An example of such a collective commitment and early response was the signing of the Montreal Protocol by 46 countries in 1987 and the subsequent actions to comply with it in terms of research and development as well as industrial production.

In 1985, scientists observed that the thickness of the ozone layer, which is in the upper layers of the Earth's atmosphere that protects us from the sun's ultraviolet radiation, was rapidly decreasing over Antarctica and gradually across the world.

The greatest reduction in thickness was observed at the point over the South Pole and gave the impression of a 'hole' in the ozone layer.

The researchers found that the main culprits for the destruction of the ozone layer were chlorofluorocarbons (CFCs), which at the time were commonly found in air conditioners, sprays and refrigerators.

This discovery led to the signing of the Montreal Protocol by 46 countries in 1987 which banned the use of 99% of the chemicals that contributed to ozone depletion.

The substantial actions and commitment of states and international industry that followed resulted in the UN assessment and report showing that the ozone layer thickness is expected to be fully recovered by 2040 worldwide, except at the poles, where it is expected to recover by 2066.

The UN said that these actions to preserve the ozone layer also contributed to the broader effort to address the climate crisis, as CFCs are greenhouse gases and have contributed to climate change.

This agreement and substantial international commitment can perhaps be described as humanity's most significant environmental success to date and demonstrates that a global effort is needed to address global challenges.

Such global efforts are currently underway to comprehensively address climate change through international agreements (Paris Agreement), Directives (EU Green Deal, EU Climate Law) and standard setting (TCFD, CDP).

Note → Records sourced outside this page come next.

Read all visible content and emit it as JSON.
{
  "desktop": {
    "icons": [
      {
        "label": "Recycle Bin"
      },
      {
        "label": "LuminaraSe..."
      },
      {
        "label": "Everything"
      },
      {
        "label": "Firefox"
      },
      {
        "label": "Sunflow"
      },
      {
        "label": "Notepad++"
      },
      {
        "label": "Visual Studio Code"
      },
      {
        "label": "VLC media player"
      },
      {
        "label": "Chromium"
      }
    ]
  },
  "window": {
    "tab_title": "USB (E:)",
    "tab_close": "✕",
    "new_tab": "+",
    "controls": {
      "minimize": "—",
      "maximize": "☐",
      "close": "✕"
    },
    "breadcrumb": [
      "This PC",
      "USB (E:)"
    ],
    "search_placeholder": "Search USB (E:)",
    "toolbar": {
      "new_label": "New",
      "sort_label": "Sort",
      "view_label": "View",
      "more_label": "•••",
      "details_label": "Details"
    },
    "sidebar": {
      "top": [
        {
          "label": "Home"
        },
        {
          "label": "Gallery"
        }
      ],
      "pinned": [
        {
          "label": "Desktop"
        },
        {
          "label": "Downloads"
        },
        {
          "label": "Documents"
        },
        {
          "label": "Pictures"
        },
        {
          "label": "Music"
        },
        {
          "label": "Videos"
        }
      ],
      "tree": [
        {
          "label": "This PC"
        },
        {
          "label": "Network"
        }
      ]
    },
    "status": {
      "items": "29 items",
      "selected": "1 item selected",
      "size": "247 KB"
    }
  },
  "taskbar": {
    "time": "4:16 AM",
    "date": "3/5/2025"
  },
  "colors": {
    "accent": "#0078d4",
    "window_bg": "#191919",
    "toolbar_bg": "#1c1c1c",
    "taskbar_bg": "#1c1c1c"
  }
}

For these initiatives to succeed, however, there must be substantial commitment and involvement of both public and private organisations and businesses and they must not be limited to intentions and the preparation of theoretical compliance reports that are not based on real data derived from both the internal structure of an organisation and the external environment in which it operates.

Just as meaningful actions to reduce the use of chlorofluorocarbons (CFCs) led to the success of the Montreal Protocol and the reduction of the ozone hole, the actions of organisations and businesses today to tackle Climate Change must involve meaningful interventions based on information and the ability to predict the future. Only then will international initiatives to reduce the impacts of Climate Change and ensure the sustainability of the planet for future generations succeed.